SunitaT   Wearable Computing: It's the Data Exchange That Matters   5/22/2014 1:28:08 PM
Re: Wearable Computing: It's the Data Exchange That Matters
I believe that if most of the wearable devices that are on the market today were priced a little lower, more people would buy them. Not to dispute the facts that you raised in this piece but it is worth pointing out the fact that the greatest deterrent to the expansion of the market for wearables right now is not so much their inefficiency or lack of value but simply because most customers still do not believe that the devices are worth the amounts that are charged.

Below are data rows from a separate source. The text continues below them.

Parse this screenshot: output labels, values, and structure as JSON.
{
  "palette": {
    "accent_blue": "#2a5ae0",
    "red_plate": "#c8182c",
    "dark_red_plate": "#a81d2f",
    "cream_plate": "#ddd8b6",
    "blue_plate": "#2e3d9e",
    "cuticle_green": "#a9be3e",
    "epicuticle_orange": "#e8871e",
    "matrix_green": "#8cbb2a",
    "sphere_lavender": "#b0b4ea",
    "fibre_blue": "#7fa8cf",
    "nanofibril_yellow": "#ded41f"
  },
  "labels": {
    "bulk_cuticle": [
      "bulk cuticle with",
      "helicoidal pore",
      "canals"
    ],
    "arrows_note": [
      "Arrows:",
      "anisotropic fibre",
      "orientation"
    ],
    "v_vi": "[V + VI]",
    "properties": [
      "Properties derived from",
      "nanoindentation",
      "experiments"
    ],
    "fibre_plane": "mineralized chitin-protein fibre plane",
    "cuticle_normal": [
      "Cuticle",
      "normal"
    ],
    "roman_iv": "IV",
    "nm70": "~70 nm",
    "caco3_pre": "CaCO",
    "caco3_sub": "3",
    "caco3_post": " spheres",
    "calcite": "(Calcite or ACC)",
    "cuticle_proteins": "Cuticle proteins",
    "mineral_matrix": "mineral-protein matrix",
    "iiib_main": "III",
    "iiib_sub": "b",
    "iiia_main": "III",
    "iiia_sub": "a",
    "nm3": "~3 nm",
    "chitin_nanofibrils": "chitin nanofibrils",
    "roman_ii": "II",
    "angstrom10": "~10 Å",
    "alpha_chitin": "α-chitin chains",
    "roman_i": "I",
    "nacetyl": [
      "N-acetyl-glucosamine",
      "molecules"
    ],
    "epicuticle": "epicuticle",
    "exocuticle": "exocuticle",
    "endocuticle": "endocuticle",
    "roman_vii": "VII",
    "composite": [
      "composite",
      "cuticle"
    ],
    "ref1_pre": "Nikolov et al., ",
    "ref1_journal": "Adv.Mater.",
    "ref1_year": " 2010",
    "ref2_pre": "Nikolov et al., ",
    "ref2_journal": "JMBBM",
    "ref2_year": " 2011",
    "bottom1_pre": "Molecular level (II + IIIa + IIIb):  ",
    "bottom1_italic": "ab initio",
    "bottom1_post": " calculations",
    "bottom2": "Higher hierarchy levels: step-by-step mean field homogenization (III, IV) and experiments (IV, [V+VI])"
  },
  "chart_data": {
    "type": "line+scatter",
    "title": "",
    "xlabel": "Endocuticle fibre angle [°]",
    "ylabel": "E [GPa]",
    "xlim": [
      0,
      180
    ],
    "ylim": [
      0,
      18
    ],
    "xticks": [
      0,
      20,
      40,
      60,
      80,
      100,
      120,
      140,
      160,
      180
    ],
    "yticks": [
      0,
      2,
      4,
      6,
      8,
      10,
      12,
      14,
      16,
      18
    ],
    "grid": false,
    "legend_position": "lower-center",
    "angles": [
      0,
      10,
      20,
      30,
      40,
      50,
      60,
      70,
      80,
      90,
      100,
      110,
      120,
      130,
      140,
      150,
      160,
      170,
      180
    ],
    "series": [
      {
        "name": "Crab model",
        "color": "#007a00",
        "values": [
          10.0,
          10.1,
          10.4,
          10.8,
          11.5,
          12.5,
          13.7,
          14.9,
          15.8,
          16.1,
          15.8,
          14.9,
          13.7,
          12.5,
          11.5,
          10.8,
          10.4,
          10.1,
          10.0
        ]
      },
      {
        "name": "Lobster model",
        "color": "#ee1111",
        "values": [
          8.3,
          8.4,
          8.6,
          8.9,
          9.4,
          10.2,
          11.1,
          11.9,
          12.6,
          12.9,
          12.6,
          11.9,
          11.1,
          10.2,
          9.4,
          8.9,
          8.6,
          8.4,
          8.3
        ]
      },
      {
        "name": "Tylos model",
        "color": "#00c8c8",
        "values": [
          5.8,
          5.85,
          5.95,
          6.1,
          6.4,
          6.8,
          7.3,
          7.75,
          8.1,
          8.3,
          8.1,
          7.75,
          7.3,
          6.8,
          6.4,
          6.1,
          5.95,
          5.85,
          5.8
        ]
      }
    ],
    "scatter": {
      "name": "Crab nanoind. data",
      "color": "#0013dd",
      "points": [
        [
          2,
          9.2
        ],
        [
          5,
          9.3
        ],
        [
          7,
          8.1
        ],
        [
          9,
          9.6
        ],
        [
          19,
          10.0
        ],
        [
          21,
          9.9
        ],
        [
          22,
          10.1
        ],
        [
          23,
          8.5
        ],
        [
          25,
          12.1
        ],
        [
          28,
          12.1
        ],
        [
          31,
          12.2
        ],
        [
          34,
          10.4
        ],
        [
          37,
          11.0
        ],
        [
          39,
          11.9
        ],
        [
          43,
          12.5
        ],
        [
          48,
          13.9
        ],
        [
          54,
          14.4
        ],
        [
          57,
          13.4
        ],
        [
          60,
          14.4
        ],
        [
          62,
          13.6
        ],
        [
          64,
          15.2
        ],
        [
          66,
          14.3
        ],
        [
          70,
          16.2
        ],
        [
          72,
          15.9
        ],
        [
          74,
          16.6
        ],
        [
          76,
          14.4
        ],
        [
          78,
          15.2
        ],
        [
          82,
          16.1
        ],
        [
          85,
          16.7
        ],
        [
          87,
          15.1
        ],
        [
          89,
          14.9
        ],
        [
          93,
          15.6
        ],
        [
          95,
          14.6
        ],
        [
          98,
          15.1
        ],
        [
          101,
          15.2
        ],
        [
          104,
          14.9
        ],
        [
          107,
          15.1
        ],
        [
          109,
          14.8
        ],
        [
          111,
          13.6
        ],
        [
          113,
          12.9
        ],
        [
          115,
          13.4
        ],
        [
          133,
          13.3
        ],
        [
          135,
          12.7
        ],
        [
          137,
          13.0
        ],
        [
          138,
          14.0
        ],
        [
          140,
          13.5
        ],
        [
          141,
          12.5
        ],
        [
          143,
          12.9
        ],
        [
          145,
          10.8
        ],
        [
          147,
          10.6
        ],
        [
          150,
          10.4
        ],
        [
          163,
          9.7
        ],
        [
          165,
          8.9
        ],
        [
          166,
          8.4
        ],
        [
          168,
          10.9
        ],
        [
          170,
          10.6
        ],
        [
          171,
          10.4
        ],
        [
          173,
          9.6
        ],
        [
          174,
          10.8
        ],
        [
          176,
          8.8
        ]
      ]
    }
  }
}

kstaron   Wearable Computing: It's the Data Exchange That Matters   5/22/2014 9:08:04 AM
motivation through metrics
I've got one of those wearable pedometers which collects a lot of data for me about steps and stairs and so on. But the reason I really bought it and still use it is because, I can use that data and compare it to friends with the same pedometer, which usually helps my motivation. I can extrapolate my sleep cycle with apps to determine when I really should br going to bed. i'm sure there are other apps out there that work using the data I gather to let me know, how many steps it took to work off that donut and such too. The data is great,and with fitness is one step in the overall motivation to get healthy, but i do agree that it's the exchange that matters. The more your wearable can tell you, or do for you, the better.
LuFu   Wearable Computing: It's the Data Exchange That Matters   5/21/2014 12:35:57 PM
Following the sports-related application, as a golfer, I can see the benefit for a wearable computing caddy device. In real time it could calculate distance, wind, slope, ground conditions, hazard mapping, pin placement, swing, putting stroke, and countless other factors that come into play when making a shot - essentially advising me about the best shot to make. It could also correct my slice, hook, and muff.

Let's say this actually improves my score. I question if it would actually make me a better golfer if I rely on a computer. And ultimately, would I enjoy the game as much?
impactnow   Wearable Computing: It's the Data Exchange That Matters   5/20/2014 1:05:28 PM
Re: Wearable Computing
I hear you but to be useful we need some two way interaction or what's the point?